Together, they expressed their fear that the Court was moving in a direction that “could have serious consequences for our democracy.” In a letter the two senators signed, they counseled against any move that “would open the floodgates to unlimited corporate spending during elections and undermine election laws across the country.” Were the high court to warp campaign-finance laws to favor the billionaire class, they warned, “Those able to spend tens of millions of dollars, like a Fortune 500 company, are much more likely to be heard during an election than average American voters.”
Roberts and his conservative colleagues rejected the wise counsel of the unlikely senatorial allies. Since then, our political processes have taken the antidemocratic turn that McCain and Feingold feared.
But it is vital to remember that the good fight for fair elections and honest governance was once waged by a Democrat and a maverick Republican.

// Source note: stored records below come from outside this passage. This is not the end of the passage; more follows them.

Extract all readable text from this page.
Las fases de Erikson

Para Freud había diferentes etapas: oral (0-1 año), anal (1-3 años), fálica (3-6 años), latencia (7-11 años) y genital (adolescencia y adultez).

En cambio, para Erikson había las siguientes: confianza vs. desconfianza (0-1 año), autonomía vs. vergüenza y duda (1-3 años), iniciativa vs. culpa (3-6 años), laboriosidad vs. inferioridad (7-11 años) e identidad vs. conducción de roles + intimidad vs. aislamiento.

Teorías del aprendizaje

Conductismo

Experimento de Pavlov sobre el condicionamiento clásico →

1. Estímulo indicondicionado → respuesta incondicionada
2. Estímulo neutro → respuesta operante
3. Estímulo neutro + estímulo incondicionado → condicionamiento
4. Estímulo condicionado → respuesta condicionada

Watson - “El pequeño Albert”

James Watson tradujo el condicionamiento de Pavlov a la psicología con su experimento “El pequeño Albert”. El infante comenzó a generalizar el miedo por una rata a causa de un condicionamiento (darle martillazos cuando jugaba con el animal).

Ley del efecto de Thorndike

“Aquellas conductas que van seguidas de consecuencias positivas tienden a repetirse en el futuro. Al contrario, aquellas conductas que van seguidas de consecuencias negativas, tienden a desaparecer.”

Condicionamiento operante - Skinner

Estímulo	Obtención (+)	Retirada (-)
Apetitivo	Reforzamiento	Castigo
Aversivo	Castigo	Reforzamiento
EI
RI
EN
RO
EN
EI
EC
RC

The struggle to renew American democracy will continue. The Citizens United ruling will be overturned. And we will eventually have what McCain and Feingold hoped to see: a politics defined by clashes of ideas rather than campaign spending. Getting there will be hard, and it will almost certainly require cooperation across lines of partisanship and ideology by officials who value democracy more than the favor of the billionaire class.
What John McCain showed us, with the help of Russ Feingold, is that such cooperation is possible.